The most valuable feature is service assurance.
The interface is pretty straightforward. As long as the agent is running on another instance and Zabbix is able to connect to the agent, we haven't seen any issues.
Zabbix claims that there is an auto-discovery process but my team member was facing difficulty and was told that it's not really automatic, and there are some manual steps.
We have been working with Zabbix for the past month. We are conducting a proof of concept with it.
We are not yet using Zabbix very much. We have spawned the Zabbix server and only a couple of AWS instances are running, which it is monitoring. This is to make sure there are no billing problems in AWS. At the end of the day, we stop the Zabbix monitoring. The next day when we come in, we start it again.
At this point, with our limited usage, we have not seen any issues with stability.
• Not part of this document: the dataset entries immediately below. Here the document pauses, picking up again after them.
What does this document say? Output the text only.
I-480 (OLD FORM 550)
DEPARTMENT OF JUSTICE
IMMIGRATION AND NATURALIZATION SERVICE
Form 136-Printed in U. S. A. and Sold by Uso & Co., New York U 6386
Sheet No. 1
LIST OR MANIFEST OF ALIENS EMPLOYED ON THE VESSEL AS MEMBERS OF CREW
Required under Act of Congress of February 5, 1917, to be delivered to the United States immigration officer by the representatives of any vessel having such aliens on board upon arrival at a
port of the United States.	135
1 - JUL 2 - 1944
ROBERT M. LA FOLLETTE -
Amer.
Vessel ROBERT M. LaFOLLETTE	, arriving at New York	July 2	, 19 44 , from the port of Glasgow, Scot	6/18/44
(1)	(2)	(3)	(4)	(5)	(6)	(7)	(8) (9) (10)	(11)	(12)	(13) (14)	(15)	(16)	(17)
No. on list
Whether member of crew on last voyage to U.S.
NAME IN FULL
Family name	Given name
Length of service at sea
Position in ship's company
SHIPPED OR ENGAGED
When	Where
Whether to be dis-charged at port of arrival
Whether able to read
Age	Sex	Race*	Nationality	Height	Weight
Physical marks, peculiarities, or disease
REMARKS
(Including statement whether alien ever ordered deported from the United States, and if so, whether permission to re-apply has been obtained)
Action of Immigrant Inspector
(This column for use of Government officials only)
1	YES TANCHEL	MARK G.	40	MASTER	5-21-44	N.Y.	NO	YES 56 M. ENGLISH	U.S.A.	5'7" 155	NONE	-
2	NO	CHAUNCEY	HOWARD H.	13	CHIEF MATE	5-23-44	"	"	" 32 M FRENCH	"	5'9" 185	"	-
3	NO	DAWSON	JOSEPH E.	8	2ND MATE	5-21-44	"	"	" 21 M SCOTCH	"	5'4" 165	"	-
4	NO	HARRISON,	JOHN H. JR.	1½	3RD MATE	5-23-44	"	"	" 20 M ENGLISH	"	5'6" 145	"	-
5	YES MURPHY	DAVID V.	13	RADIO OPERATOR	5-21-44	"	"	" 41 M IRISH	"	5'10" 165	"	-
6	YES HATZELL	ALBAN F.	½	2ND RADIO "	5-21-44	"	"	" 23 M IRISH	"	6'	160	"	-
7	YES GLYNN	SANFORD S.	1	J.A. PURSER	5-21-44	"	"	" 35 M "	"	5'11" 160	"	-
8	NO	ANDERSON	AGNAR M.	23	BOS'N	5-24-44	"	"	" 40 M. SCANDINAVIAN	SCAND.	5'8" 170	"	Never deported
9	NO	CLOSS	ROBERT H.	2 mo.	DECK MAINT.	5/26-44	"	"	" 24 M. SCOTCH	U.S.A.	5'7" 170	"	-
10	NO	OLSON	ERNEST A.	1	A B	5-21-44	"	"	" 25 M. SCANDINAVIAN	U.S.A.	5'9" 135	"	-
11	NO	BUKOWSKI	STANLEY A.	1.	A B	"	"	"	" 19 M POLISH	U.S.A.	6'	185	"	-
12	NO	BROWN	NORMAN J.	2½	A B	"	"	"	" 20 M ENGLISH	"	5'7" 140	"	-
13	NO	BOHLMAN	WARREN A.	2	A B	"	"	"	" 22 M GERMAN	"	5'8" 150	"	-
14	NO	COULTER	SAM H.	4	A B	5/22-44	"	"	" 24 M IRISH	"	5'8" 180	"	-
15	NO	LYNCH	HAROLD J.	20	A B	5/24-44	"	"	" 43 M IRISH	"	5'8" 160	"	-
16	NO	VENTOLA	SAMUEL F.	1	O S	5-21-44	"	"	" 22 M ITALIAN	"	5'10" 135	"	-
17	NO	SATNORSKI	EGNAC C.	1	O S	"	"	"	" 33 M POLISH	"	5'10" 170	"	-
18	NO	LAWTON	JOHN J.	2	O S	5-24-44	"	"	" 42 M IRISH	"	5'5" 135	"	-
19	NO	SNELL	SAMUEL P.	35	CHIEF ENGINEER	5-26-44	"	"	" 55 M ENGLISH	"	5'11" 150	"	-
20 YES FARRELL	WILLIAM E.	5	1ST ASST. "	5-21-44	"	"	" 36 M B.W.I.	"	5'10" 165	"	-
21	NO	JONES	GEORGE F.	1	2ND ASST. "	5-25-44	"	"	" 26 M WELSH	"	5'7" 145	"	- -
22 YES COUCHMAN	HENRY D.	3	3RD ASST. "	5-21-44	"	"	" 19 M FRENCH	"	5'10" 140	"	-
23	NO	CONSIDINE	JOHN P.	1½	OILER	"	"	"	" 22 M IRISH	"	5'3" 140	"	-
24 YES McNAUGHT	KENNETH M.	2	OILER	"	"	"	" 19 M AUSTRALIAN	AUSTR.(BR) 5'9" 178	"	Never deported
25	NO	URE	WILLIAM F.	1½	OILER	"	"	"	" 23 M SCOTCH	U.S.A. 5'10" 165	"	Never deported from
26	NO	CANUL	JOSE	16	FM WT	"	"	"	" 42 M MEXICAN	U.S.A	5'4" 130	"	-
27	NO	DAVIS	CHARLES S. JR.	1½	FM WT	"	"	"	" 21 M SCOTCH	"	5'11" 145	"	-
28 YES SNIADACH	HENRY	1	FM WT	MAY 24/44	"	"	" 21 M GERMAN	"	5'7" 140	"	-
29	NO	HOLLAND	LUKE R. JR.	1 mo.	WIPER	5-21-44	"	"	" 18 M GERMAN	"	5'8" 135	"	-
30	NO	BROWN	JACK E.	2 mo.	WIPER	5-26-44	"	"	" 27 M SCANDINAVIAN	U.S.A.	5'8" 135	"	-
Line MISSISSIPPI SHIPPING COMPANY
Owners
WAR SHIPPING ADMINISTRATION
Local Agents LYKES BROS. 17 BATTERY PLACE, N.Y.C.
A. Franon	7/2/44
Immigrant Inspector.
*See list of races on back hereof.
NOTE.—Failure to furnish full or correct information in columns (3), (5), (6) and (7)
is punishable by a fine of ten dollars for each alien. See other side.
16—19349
Perhaps, once it has been running full-time for a week or longer, we may hit those types of issues.
During our PoC, we only have two technical people working with it.
This is the first monitoring product that we have worked with. Prior to this, we were dealing with NMS and CMS products.
The initial setup was pretty straightforward. We did not face any issues and it was up and running within a day.
Our in-house technician completed the deployment.
This is an open-source solution that can be used free of charge.
At this point, it is too early for me to recommend Zabbix one way or the other, as we have just scratched the surface of its capabilities.
I would rate this solution a seven out of ten.